周りには他のヤツらがギャラリーとしてヤジを飛ばしている。
「闘技場を思い出すぜ…」
「ハハッアンタなら絶対行ってると思ったよ。アンタに負けて以来、コロシアムをイメージして毎回襲う場所の近くにこんな野営地を作るようにしたんだ。」
なるほどなァ…だがコイツの団は取るに足らねぇザコばかり、コイツにこんな傷を負わせるだけのヤツはいねェ。
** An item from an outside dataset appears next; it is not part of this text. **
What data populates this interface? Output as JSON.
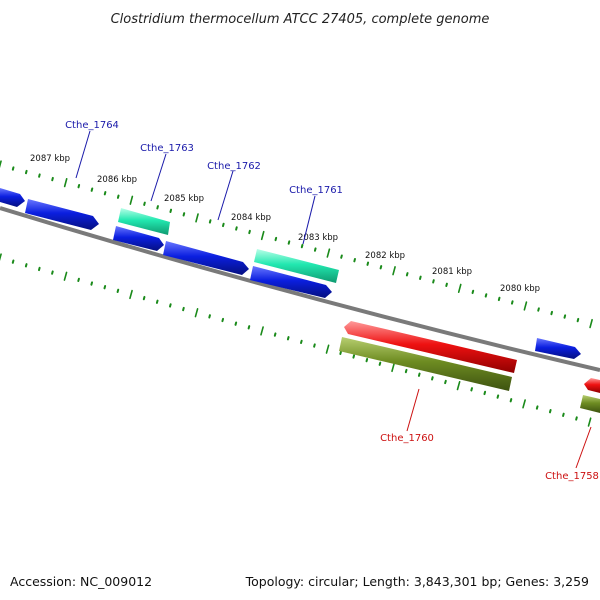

「その目は俺に傷を負わせた奴のことが気になってんな?アンタの想像通り、この団は俺より強ぇ奴はいねぇ…だから他の盗賊団を襲ったんだ。アンタに負けて、高みを知った…それから俺は強ぇ奴との戦いに明け暮れた。」
そう言って男は闘技スペースの真ん中に立つ。
「さぁ、構えろよ。今回はしっかりお互いの命を懸けて戦ろうや…!!」
俺は近くで男の部下が飲んでいるまだ開けたばかりの酒をひったくると瓶の上をデコピンで弾き飛ばし、それを飲み干した。
「ぶはァ〜……おめェの名前を聞かせろ。」
「…エンジ、エンジ・サカズキだ。」
「(エンジ・サカズキ…サカズキ・エンジ…なァ…)リューゴ・シシハラだ。」
「アンタ…!!俺と生まれが同じなのか…!?」
「いや…違ぇ。俺はおめェのとこよりもっと遠い国の生まれだ。」
「そうか…なら、始めようか…!」
「おう。」
そう言ってエンジの周りに灼熱の炎のような赤い魔力が立ち上る。
そして俺の周りには蒼白い稲妻のような魔力がバチバチと迸る。
次の瞬間、お互い同時に前に出る。
そして拳と刀がぶつかった瞬間、魔力の余波で周りのヤツらはほとんどが気絶した。